Guest Column: ‘No-kill’ can mean ‘no help’ for animals

Daphna Nachminovitch

In the United States, 6 million to 8 million animals enter shelters annually, and about half of them are euthanized. Despite this sobering statistic, some advocates of the deceptively named “no-kill” movement deny that there is an animal overpopulation crisis.

Tell that to the millions of unwanted animals left at shelters every year.

At an animal shelter in West Virginia several years ago, a man trying to surrender two kittens was turned away by a worker who said that the shelter was over capacity and had no room. The man left with the kittens, and a few seconds later, screams were heard. They came from children who saw the man toss the kittens from his vehicle and intentionally run over them in the parking lot before speeding off. One kitten was killed instantly, and the other had to be euthanized.

A new expose by PETA reveals how animals like these kittens are put in peril because of dangerous “no-kill” policies that make it difficult — and often impossible — for people to surrender animals to shelters. Video footage shows workers at more than two dozen facilities refusing admission to animals in need by citing long waiting lists, charging exorbitant admission fees, saying their facilities are experiencing disease outbreaks and overcrowding and giving other excuses.

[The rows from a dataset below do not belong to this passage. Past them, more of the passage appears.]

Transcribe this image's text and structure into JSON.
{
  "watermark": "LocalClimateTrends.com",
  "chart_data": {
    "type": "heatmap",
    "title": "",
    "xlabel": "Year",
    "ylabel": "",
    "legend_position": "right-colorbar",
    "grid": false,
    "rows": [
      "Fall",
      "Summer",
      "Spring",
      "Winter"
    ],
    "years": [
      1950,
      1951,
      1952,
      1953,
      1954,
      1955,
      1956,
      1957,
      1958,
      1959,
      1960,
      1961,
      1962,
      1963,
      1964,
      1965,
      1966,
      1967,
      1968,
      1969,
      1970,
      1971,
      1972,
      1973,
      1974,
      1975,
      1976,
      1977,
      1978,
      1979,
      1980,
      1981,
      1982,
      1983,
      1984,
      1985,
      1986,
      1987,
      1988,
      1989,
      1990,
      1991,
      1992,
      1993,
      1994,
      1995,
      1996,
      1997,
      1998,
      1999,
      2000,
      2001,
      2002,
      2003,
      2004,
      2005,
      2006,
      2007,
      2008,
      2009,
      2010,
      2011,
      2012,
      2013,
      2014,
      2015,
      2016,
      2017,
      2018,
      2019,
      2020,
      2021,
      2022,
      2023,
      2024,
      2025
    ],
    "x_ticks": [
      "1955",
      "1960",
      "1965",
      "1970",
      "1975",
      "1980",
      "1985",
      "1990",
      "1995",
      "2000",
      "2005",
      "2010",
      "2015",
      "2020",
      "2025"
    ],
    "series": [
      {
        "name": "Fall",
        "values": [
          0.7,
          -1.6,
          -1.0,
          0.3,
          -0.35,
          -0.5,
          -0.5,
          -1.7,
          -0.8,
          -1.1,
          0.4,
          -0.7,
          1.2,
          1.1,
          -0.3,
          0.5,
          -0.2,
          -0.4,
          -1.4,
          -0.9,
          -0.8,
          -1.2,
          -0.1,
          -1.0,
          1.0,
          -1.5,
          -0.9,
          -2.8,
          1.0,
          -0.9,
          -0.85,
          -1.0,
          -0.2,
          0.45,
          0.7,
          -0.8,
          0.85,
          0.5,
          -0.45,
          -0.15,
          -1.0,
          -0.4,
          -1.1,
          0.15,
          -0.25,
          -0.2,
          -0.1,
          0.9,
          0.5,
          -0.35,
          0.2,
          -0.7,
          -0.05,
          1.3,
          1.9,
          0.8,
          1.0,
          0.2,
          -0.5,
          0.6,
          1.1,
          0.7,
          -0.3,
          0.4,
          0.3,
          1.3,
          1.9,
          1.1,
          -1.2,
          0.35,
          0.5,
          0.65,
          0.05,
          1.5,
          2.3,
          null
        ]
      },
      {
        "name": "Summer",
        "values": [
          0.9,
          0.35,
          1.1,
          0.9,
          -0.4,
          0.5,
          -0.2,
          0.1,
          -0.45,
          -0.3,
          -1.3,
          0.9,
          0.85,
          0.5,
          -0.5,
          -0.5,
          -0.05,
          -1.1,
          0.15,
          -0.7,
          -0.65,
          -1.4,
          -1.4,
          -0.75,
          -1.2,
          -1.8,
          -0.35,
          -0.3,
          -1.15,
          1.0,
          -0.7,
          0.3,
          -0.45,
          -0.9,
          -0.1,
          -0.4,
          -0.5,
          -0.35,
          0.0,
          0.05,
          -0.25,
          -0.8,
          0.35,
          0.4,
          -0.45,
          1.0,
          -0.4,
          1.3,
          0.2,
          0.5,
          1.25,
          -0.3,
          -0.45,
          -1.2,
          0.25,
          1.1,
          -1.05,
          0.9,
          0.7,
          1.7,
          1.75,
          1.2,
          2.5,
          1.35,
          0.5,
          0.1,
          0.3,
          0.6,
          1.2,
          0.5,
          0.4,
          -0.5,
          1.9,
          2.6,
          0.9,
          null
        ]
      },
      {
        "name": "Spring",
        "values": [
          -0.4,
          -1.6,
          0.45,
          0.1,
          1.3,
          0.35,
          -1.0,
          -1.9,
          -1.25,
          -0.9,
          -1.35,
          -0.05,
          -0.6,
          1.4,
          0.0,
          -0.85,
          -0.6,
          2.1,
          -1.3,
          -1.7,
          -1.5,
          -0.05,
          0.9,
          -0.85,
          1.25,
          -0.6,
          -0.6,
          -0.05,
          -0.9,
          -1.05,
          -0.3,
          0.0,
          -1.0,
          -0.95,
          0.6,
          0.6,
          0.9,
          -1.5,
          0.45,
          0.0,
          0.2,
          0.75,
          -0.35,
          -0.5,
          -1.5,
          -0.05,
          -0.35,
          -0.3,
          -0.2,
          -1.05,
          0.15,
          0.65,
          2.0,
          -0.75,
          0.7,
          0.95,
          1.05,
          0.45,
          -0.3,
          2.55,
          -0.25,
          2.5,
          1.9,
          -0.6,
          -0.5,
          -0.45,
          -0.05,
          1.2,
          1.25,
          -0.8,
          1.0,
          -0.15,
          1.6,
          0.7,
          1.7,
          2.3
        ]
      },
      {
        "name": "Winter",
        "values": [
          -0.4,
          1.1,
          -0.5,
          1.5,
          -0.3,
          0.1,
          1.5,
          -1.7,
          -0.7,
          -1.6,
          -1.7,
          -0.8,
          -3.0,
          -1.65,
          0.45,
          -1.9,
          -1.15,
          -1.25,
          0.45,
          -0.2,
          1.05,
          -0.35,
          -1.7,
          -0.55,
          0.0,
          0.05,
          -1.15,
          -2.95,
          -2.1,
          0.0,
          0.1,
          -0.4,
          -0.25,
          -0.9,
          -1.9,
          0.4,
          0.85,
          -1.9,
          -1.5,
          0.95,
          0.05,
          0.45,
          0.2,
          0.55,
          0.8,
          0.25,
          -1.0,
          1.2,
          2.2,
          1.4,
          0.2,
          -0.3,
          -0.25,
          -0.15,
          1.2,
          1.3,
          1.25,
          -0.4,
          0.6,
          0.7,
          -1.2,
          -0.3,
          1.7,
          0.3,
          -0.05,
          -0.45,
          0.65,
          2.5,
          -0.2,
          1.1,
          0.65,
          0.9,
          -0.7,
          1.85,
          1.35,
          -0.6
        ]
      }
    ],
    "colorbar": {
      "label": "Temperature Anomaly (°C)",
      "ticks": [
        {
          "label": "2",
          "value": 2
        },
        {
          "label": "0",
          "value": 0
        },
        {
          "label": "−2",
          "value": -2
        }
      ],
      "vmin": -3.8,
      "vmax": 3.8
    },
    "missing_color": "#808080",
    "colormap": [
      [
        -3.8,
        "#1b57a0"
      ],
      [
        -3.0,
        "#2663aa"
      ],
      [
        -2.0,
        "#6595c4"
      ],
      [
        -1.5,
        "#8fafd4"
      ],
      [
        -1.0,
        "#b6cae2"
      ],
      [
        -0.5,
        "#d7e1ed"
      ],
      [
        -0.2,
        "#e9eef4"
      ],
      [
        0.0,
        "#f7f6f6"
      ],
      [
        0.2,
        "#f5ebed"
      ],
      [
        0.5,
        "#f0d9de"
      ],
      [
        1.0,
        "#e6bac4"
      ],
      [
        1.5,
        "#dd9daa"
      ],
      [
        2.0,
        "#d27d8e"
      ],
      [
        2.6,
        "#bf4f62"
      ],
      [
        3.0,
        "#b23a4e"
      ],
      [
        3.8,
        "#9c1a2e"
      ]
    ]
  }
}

“There is a waiting list, between six months and a year, to come into the facility here,” a worker at Brother Wolf Animal Rescue in Asheville, N.C., said. “We’re referring people to the public pounds. We’re not going to take dogs that have problems — we want to move them and find homes. We’re a private shelter, and we pick and choose,” confessed an attendant at Little Shelter Animal Adoption Center in Huntington, N.Y. At Web of Life Animal Outreach in Chesapeake, Va., a staffer admitted that animals may spend the rest of their lives in the shelter: “We’re a ‘no-kill.’ If it doesn’t get adopted, it lives its life out here. And it may not get adopted. It may be here for 10 years.”

Keeping animals out of shelters may keep “no-kill” shelters’ euthanasia rates low and make for effective fundraising, but it spells disaster for animals. Few people are willing or able to drive to another shelter, pay fees or keep and care for an animal until a space opens up on a waiting list.

What happens to rejected animals? They don’t just disappear. A lucky few may end up in open-admission shelters, but many are dumped on city streets or on desolate country roads, where they get injured or killed in traffic, starve, succumb to the elements or reproduce — creating even more homeless animals. Others are chained up or relegated to a lonely kennel in an isolated backyard. And some, like the kittens described earlier, come to a violent end at the hands of cruel or uncaring people.

Despite “no-kill” failures nationwide, proponents still push for reducing services, keeping needy animals out of shelters by restricting intake hours, charging high admission fees, having waiting lists for admission and transferring animals to unscreened “rescues” (which make up one-quarter of the estimated 6,000 new hoarding cases reported in the U.S. each year). They promote impulse adoptions, fail to screen adopters, leave cats on the streets to die slowly without veterinary care or comfort — and worse.

The words “no kill” sound appealing to donors and politicians, but they are just words without substance and without a real solution. We can turn our communities into places where no cat or dog has to be euthanized for lack of a home — but not by turning away animals in need. The key is to cut off the supply of homeless animals at its source by spaying and neutering. Each of us can help by always having our animals sterilized, never buying animals from breeders or pet stores, supporting and adopting from open-admission shelters and encouraging our friends and family to do so, too. Together, we can make our communities no-kill the right way — by first striving to make them “no-birth.”

Daphna Nachminovitch is the senior vice president of the Cruelty Investigations Department for People for the Ethical Treatment of Animals.